Das neobarocke Konzerthaus galt akustisch anfangs als herausragendes Juwel, das vergleichbaren Musiksälen jener Zeit wie der Tonhalle Zürich, der Laeiszhalle in Hamburg, dem Concertgebouw in Amsterdam oder dem Wiener Musikverein Konkurrenz machte. Diverse Umbauten und Renovierungen über Jahrzehnte hinweg nagten jedoch am Renommee.

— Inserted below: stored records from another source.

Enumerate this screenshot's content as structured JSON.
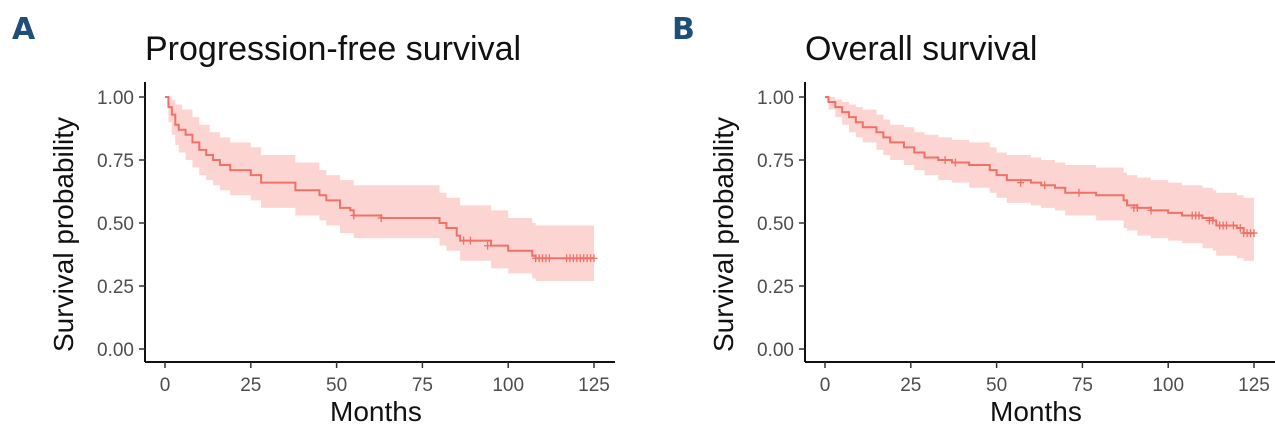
{
  "panels": [
    {
      "letter": "A",
      "title": "Progression-free survival"
    },
    {
      "letter": "B",
      "title": "Overall survival"
    }
  ],
  "chart_data": [
    {
      "type": "line",
      "title": "Progression-free survival",
      "xlabel": "Months",
      "ylabel": "Survival  probability",
      "xlim": [
        0,
        125
      ],
      "ylim": [
        0,
        1
      ],
      "x_ticks": [
        0,
        25,
        50,
        75,
        100,
        125
      ],
      "y_ticks": [
        0.0,
        0.25,
        0.5,
        0.75,
        1.0
      ],
      "y_tick_labels": [
        "0.00",
        "0.25",
        "0.50",
        "0.75",
        "1.00"
      ],
      "grid": false,
      "line_color": "#f07167",
      "band_color": "#fcd5d2",
      "series": [
        {
          "steps": [
            [
              0,
              1.0
            ],
            [
              1,
              0.96
            ],
            [
              2,
              0.93
            ],
            [
              3,
              0.89
            ],
            [
              4,
              0.87
            ],
            [
              6,
              0.85
            ],
            [
              8,
              0.82
            ],
            [
              10,
              0.79
            ],
            [
              12,
              0.77
            ],
            [
              14,
              0.75
            ],
            [
              16,
              0.73
            ],
            [
              19,
              0.71
            ],
            [
              25,
              0.69
            ],
            [
              28,
              0.66
            ],
            [
              38,
              0.63
            ],
            [
              45,
              0.61
            ],
            [
              47,
              0.59
            ],
            [
              51,
              0.56
            ],
            [
              54,
              0.55
            ],
            [
              55,
              0.53
            ],
            [
              63,
              0.52
            ],
            [
              79,
              0.52
            ],
            [
              80,
              0.5
            ],
            [
              82,
              0.48
            ],
            [
              85,
              0.45
            ],
            [
              86,
              0.43
            ],
            [
              95,
              0.41
            ],
            [
              100,
              0.39
            ],
            [
              107,
              0.37
            ],
            [
              108,
              0.36
            ],
            [
              125,
              0.36
            ]
          ],
          "ci_upper": [
            [
              0,
              1.0
            ],
            [
              1,
              1.0
            ],
            [
              2,
              0.99
            ],
            [
              3,
              0.97
            ],
            [
              5,
              0.95
            ],
            [
              8,
              0.92
            ],
            [
              10,
              0.89
            ],
            [
              13,
              0.86
            ],
            [
              16,
              0.84
            ],
            [
              19,
              0.82
            ],
            [
              25,
              0.8
            ],
            [
              28,
              0.77
            ],
            [
              38,
              0.74
            ],
            [
              45,
              0.71
            ],
            [
              47,
              0.69
            ],
            [
              51,
              0.67
            ],
            [
              55,
              0.65
            ],
            [
              79,
              0.65
            ],
            [
              80,
              0.62
            ],
            [
              82,
              0.6
            ],
            [
              86,
              0.57
            ],
            [
              95,
              0.55
            ],
            [
              100,
              0.52
            ],
            [
              107,
              0.5
            ],
            [
              108,
              0.49
            ],
            [
              125,
              0.49
            ]
          ],
          "ci_lower": [
            [
              0,
              1.0
            ],
            [
              1,
              0.9
            ],
            [
              2,
              0.85
            ],
            [
              3,
              0.81
            ],
            [
              4,
              0.78
            ],
            [
              6,
              0.75
            ],
            [
              8,
              0.72
            ],
            [
              10,
              0.69
            ],
            [
              12,
              0.67
            ],
            [
              14,
              0.65
            ],
            [
              16,
              0.63
            ],
            [
              19,
              0.61
            ],
            [
              25,
              0.59
            ],
            [
              28,
              0.56
            ],
            [
              38,
              0.53
            ],
            [
              45,
              0.51
            ],
            [
              47,
              0.49
            ],
            [
              51,
              0.46
            ],
            [
              55,
              0.44
            ],
            [
              79,
              0.44
            ],
            [
              80,
              0.41
            ],
            [
              82,
              0.39
            ],
            [
              86,
              0.35
            ],
            [
              95,
              0.32
            ],
            [
              100,
              0.3
            ],
            [
              107,
              0.28
            ],
            [
              108,
              0.27
            ],
            [
              125,
              0.27
            ]
          ],
          "censor": [
            [
              55,
              0.53
            ],
            [
              63,
              0.52
            ],
            [
              87,
              0.43
            ],
            [
              89,
              0.43
            ],
            [
              94,
              0.41
            ],
            [
              108,
              0.36
            ],
            [
              109,
              0.36
            ],
            [
              110,
              0.36
            ],
            [
              111,
              0.36
            ],
            [
              112,
              0.36
            ],
            [
              117,
              0.36
            ],
            [
              118,
              0.36
            ],
            [
              119,
              0.36
            ],
            [
              120,
              0.36
            ],
            [
              121,
              0.36
            ],
            [
              122,
              0.36
            ],
            [
              123,
              0.36
            ],
            [
              124,
              0.36
            ],
            [
              125,
              0.36
            ]
          ]
        }
      ]
    },
    {
      "type": "line",
      "title": "Overall survival",
      "xlabel": "Months",
      "ylabel": "Survival  probability",
      "xlim": [
        0,
        125
      ],
      "ylim": [
        0,
        1
      ],
      "x_ticks": [
        0,
        25,
        50,
        75,
        100,
        125
      ],
      "y_ticks": [
        0.0,
        0.25,
        0.5,
        0.75,
        1.0
      ],
      "y_tick_labels": [
        "0.00",
        "0.25",
        "0.50",
        "0.75",
        "1.00"
      ],
      "grid": false,
      "line_color": "#f07167",
      "band_color": "#fcd5d2",
      "series": [
        {
          "steps": [
            [
              0,
              1.0
            ],
            [
              1,
              0.98
            ],
            [
              3,
              0.96
            ],
            [
              5,
              0.94
            ],
            [
              7,
              0.92
            ],
            [
              9,
              0.9
            ],
            [
              11,
              0.88
            ],
            [
              15,
              0.86
            ],
            [
              17,
              0.84
            ],
            [
              19,
              0.82
            ],
            [
              23,
              0.8
            ],
            [
              26,
              0.78
            ],
            [
              29,
              0.76
            ],
            [
              33,
              0.75
            ],
            [
              37,
              0.74
            ],
            [
              42,
              0.73
            ],
            [
              48,
              0.71
            ],
            [
              50,
              0.69
            ],
            [
              53,
              0.67
            ],
            [
              60,
              0.66
            ],
            [
              63,
              0.65
            ],
            [
              67,
              0.64
            ],
            [
              70,
              0.62
            ],
            [
              75,
              0.62
            ],
            [
              79,
              0.61
            ],
            [
              87,
              0.59
            ],
            [
              88,
              0.57
            ],
            [
              91,
              0.56
            ],
            [
              95,
              0.55
            ],
            [
              100,
              0.54
            ],
            [
              104,
              0.53
            ],
            [
              110,
              0.52
            ],
            [
              113,
              0.51
            ],
            [
              114,
              0.49
            ],
            [
              118,
              0.49
            ],
            [
              120,
              0.48
            ],
            [
              122,
              0.46
            ],
            [
              125,
              0.46
            ]
          ],
          "ci_upper": [
            [
              0,
              1.0
            ],
            [
              1,
              1.0
            ],
            [
              3,
              0.99
            ],
            [
              5,
              0.98
            ],
            [
              7,
              0.97
            ],
            [
              9,
              0.96
            ],
            [
              11,
              0.95
            ],
            [
              15,
              0.93
            ],
            [
              17,
              0.91
            ],
            [
              19,
              0.89
            ],
            [
              23,
              0.88
            ],
            [
              26,
              0.86
            ],
            [
              29,
              0.85
            ],
            [
              33,
              0.84
            ],
            [
              37,
              0.83
            ],
            [
              42,
              0.82
            ],
            [
              48,
              0.8
            ],
            [
              50,
              0.78
            ],
            [
              53,
              0.77
            ],
            [
              60,
              0.76
            ],
            [
              63,
              0.75
            ],
            [
              67,
              0.74
            ],
            [
              70,
              0.73
            ],
            [
              79,
              0.72
            ],
            [
              87,
              0.7
            ],
            [
              88,
              0.69
            ],
            [
              91,
              0.68
            ],
            [
              95,
              0.67
            ],
            [
              100,
              0.66
            ],
            [
              104,
              0.65
            ],
            [
              110,
              0.64
            ],
            [
              113,
              0.63
            ],
            [
              114,
              0.62
            ],
            [
              120,
              0.61
            ],
            [
              122,
              0.6
            ],
            [
              125,
              0.6
            ]
          ],
          "ci_lower": [
            [
              0,
              1.0
            ],
            [
              1,
              0.95
            ],
            [
              3,
              0.92
            ],
            [
              5,
              0.89
            ],
            [
              7,
              0.86
            ],
            [
              9,
              0.84
            ],
            [
              11,
              0.82
            ],
            [
              15,
              0.79
            ],
            [
              17,
              0.77
            ],
            [
              19,
              0.75
            ],
            [
              23,
              0.73
            ],
            [
              26,
              0.71
            ],
            [
              29,
              0.69
            ],
            [
              33,
              0.67
            ],
            [
              37,
              0.66
            ],
            [
              42,
              0.64
            ],
            [
              48,
              0.62
            ],
            [
              50,
              0.6
            ],
            [
              53,
              0.58
            ],
            [
              60,
              0.57
            ],
            [
              63,
              0.56
            ],
            [
              67,
              0.55
            ],
            [
              70,
              0.53
            ],
            [
              79,
              0.51
            ],
            [
              87,
              0.48
            ],
            [
              88,
              0.47
            ],
            [
              91,
              0.45
            ],
            [
              95,
              0.44
            ],
            [
              100,
              0.43
            ],
            [
              104,
              0.42
            ],
            [
              110,
              0.4
            ],
            [
              113,
              0.39
            ],
            [
              114,
              0.37
            ],
            [
              120,
              0.36
            ],
            [
              122,
              0.35
            ],
            [
              125,
              0.35
            ]
          ],
          "censor": [
            [
              35,
              0.75
            ],
            [
              38,
              0.74
            ],
            [
              57,
              0.66
            ],
            [
              64,
              0.65
            ],
            [
              74,
              0.62
            ],
            [
              90,
              0.56
            ],
            [
              91,
              0.56
            ],
            [
              95,
              0.55
            ],
            [
              107,
              0.53
            ],
            [
              108,
              0.53
            ],
            [
              109,
              0.53
            ],
            [
              112,
              0.51
            ],
            [
              113,
              0.51
            ],
            [
              115,
              0.49
            ],
            [
              116,
              0.49
            ],
            [
              117,
              0.49
            ],
            [
              119,
              0.49
            ],
            [
              121,
              0.48
            ],
            [
              122,
              0.46
            ],
            [
              123,
              0.46
            ],
            [
              124,
              0.46
            ],
            [
              125,
              0.46
            ]
          ]
        }
      ]
    }
  ]
}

Geschichte schrieb der große Musiksaal als zwischen 1897 bis 1905 hier die ersten sieben Zionisten-Kongresse stattfanden. Und es ist wohl kaum vermessen zu sagen, dass im Rahmen dieser Veranstaltungsreihe die Zukunft des modernen Staates Israel konkrete Formen annahm.

 

Nun ist dieser Konzertsaal seit wenigen Wochen wieder in musikalischem Betrieb: In neuem Glanz erfüllt er alle Ansprüche – vom Denkmalschutz angefangen bis hin zu einer räumlichen Erweiterung und kompromisslosen Akustik. Es folgte ein Zeitraum von zwanzig Jahren, in denen umfassende Diskussionen geführt wurden, sich Wettbewerbe und Umbaupläne abwechselten, und schließlich das Basler Stimmvolk die Pläne, die das Büro der britisch-irakischen Architektin Zaha Hadid in London vorgelegt hatte, abgelehnte.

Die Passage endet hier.